53. He told the Inquiry that not cancelling mass gatherings in the middle of the 5th worst pandemic in history “sounded reasonable at the time”.
54. He made the not-medically-proven claim that Wales had high Covid deaths as a result of “singing and obesity”.
55. And he admitted Matt Hancock, the dad from a gravy advert, had only kept his job cos any replacement picked from Tory ranks would probably have been even worse.
57. Meanwhile, as the Tories expend all the energy of government on this pan-directional, ignominious spatter of anarchy, their failure to fix known problems at the Dept of Work and Pensions left 200,000 pensioners £1.3bn out of pocket.
58. And despite £7.2bn of Covid-related fraud, only 2 per cent of calls made to the Covid Fraud Hotline are even being investigated.
59. Speaking of witch, Michelle Mone finally admitted she’d lied about her links to a PPE firm that’s now being investigated by the National Crime Agency.
60. So she used some of the money she’s accused of stealing to pay for a “documentary” in which she put her side of the story, rather than – y’know – appearing in court.

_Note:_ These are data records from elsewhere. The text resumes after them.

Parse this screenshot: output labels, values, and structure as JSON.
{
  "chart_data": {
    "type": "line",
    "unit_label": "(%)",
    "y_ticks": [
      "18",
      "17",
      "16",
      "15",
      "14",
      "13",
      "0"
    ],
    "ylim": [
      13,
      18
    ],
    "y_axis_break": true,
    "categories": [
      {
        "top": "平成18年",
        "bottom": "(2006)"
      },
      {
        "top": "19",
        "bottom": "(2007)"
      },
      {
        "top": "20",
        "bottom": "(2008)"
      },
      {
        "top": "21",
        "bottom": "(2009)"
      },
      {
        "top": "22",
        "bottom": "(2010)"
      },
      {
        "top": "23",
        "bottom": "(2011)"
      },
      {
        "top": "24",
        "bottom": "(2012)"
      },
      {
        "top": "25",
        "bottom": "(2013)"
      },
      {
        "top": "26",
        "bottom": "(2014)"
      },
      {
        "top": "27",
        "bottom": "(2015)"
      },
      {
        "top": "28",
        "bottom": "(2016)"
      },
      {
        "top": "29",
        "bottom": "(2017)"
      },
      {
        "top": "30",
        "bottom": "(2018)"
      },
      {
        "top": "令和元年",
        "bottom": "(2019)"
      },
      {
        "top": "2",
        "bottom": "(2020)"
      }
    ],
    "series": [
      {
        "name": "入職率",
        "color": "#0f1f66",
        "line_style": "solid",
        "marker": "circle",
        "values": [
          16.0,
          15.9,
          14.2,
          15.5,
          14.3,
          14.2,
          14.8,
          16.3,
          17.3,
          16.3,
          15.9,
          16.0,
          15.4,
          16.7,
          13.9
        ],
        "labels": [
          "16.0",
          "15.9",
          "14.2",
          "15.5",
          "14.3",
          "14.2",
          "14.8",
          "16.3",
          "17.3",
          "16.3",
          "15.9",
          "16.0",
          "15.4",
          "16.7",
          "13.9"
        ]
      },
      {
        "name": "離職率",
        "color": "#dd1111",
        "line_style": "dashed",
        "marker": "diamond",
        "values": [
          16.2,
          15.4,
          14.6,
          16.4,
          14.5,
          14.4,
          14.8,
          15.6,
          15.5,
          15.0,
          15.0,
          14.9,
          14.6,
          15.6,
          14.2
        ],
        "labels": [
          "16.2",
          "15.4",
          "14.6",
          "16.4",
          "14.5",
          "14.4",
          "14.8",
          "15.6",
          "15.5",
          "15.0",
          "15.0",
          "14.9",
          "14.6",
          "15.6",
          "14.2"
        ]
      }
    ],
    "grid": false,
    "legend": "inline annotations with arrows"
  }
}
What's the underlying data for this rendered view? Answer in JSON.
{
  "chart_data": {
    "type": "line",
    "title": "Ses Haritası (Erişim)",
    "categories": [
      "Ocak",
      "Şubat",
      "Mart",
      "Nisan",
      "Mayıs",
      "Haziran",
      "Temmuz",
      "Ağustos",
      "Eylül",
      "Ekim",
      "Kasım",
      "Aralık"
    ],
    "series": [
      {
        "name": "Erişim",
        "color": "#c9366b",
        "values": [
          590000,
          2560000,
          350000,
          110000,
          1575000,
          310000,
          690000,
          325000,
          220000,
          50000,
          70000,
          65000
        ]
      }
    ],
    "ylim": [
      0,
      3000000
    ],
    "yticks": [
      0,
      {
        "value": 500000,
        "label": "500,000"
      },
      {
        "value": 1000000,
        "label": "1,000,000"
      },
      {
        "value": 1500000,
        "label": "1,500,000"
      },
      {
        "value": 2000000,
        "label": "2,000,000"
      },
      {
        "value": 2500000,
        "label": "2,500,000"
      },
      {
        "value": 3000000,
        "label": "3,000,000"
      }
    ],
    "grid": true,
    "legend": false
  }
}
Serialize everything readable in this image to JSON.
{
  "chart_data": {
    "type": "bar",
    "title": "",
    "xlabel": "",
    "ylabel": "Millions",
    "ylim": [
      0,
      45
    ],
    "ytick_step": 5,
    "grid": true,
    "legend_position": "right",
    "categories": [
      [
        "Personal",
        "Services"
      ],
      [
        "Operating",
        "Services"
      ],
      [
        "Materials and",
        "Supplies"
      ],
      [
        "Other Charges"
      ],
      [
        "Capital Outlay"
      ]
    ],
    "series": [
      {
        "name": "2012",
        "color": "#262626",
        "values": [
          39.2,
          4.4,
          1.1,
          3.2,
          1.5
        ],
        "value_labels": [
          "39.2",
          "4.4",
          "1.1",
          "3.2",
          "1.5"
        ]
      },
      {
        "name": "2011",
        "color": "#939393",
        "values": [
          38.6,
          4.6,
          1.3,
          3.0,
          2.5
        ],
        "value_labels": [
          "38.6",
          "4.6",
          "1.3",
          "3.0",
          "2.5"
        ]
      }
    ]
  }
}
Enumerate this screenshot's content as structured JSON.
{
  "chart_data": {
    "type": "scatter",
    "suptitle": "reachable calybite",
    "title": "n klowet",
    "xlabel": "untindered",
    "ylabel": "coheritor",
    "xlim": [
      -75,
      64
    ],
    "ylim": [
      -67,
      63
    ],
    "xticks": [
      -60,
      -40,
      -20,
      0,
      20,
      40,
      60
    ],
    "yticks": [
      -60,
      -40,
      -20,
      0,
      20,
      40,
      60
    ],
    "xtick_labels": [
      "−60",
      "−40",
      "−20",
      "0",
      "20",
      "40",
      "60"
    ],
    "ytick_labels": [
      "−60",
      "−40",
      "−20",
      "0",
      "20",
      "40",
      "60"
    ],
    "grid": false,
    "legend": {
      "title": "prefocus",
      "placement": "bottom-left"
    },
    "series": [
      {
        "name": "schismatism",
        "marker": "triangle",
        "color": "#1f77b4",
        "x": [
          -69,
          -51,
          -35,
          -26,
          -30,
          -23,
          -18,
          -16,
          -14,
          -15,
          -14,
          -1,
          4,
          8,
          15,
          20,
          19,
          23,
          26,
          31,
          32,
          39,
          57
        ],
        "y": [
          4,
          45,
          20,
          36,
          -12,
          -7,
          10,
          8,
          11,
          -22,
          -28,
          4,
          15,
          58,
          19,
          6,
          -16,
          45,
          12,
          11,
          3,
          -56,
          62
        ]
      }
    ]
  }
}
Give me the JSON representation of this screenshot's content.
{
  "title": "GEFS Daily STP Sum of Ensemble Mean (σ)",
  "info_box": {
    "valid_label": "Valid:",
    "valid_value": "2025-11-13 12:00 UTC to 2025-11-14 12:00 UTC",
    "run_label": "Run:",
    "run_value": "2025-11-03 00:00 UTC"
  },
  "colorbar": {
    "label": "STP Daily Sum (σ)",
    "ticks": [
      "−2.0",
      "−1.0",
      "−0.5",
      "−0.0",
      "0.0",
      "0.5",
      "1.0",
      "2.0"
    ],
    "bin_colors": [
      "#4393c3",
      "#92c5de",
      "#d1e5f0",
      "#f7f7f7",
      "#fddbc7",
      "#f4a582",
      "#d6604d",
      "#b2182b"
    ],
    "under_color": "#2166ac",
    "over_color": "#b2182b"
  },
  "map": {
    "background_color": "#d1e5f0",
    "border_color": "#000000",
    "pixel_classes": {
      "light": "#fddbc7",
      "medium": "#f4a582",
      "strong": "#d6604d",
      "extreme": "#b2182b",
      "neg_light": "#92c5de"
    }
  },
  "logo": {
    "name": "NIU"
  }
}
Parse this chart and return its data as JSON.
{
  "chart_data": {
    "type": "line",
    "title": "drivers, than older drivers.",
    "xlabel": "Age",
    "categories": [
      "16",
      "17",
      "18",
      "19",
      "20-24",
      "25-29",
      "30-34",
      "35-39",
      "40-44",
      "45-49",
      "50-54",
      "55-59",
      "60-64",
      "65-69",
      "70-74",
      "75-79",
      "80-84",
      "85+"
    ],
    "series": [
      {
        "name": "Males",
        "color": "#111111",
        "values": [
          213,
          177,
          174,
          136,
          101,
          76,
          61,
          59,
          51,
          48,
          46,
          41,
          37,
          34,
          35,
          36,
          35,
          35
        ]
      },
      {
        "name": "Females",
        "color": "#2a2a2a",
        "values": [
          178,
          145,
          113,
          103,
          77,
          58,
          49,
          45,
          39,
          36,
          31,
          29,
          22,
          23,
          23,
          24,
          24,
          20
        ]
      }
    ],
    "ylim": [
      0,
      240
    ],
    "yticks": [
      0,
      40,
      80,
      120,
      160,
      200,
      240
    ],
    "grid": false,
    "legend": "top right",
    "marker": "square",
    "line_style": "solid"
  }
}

61. In the week of COP 28, leaks show the government misled the public over its scrapping of air quality guidelines.
62. And Rishi Sunak, a one-man highlight reel of national embarrassment, is facing a Covid Inquiry that’s already learned his nickname is Doctor Death. So I’ll probably be back again in 6-8 hours, with another frontline report of delinquent political carnage.